The answer lies in the notion of serendipity.  A word coined in a  letter written by Hugh Walpole in 1754, serendipity is a happy, unforeseen circumstance, that usually changes one’s life for the better:  Deciding to stay home for a bit longer before taking a walk, and an old friend shows up at the door; or you take the walk, and witness a beautiful rainbow, sunset or, yes, meet ‘the one’ God intended (or perhaps they show up at the door, a rare event indeed, but all it takes is once).

When you listen to many couple’s ‘how they met’ stories, they are often serendipitous, but this is somewhat illusory.  God’s providence is ‘concrete and immediate’, as the Catechism says, and there is ultimately no such thing as luck or pure chance.  Behind the scenes, there is always some kind of ‘arranger’, not just God, but those He uses to bring about His providence, whether it be the parish that organized a youth group or event, the workplace or, as is often the case with the marriages I attend, the Catholic university.  A  wise priest once told me that ‘propinquity is the greatest aphrodisiac’.  That is, people generally fall in love with those with whom they interact, spend time, converse, catch each other’s eyes, share coffee and conversation, study and work together.  That is why schools and workplaces are the two places where people often meet their significant other.

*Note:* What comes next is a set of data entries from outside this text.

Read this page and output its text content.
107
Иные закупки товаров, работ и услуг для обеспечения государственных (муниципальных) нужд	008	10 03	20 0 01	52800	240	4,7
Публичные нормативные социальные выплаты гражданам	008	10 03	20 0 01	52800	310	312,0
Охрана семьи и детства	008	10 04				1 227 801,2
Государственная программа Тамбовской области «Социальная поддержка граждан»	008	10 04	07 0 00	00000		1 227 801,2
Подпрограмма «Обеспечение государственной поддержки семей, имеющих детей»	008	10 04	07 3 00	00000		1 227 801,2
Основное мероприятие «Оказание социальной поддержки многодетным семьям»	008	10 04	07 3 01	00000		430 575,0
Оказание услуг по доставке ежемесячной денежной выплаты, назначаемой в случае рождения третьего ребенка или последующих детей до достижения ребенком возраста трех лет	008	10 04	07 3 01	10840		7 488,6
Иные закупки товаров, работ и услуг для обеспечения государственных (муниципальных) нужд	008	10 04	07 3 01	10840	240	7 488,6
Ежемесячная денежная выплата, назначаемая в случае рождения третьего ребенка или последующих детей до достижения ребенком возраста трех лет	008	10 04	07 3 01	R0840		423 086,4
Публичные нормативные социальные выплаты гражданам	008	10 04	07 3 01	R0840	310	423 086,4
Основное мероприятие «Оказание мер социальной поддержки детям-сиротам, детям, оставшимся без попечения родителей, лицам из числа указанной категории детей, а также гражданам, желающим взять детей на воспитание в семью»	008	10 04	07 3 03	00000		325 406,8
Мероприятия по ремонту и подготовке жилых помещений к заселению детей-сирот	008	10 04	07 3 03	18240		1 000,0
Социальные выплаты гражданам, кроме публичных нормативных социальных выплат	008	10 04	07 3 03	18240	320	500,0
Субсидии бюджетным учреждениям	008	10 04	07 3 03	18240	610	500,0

Of course, the man must at some point make the first move, take the initiative, and ask to court a young woman.  Someone told me once that one’s fate often depends on twenty seconds of courage.  So man up, men!  At least you will know with a no, and not spend your life in regret.

To foster true and holy marriages is one of the purposes of a Catholic college, or of one of the many Catholic apostolates that have sprung up across our land, and to support the bold and hope-filled endeavour we call matrimony is the main reason I attend the weddings I do (it is definitely not for the modern music, to hear ‘Cotton Eyed Joe’ one more time, nor to engage in what passes for ‘dancing’ in our rather bizarre era, but more about that later).

And a final note:  What of those whom propinquity has apparently passed by, who did not meet someone in college or university, and whose workplaces are filled with agnostics and libertines of various stripes?  How are they to meet their ‘Catholic other’?

There are numerous Catholic (and secular) dating sites and singles groups which, whatever one’s reservations about them, have had some degree of success in fostering ‘serendipity’ and the providence of God.  One local one that was mentioned to me recently was a practising Catholic singles meet-and-greet.  You never know until you try.

In the end, if God intends marriage for you, He will send someone, somehow, someway.  If not, we can be happy and fulfilled without it, for even the great joys (and crosses!) of matrimony are a means to an end, to the ultimate marriage of the soul with God in heaven, where there is no marriage, nor being given in marriage.  It is that ultimate and unchanging beatitude where our true hope, and our true joy, ultimately reside.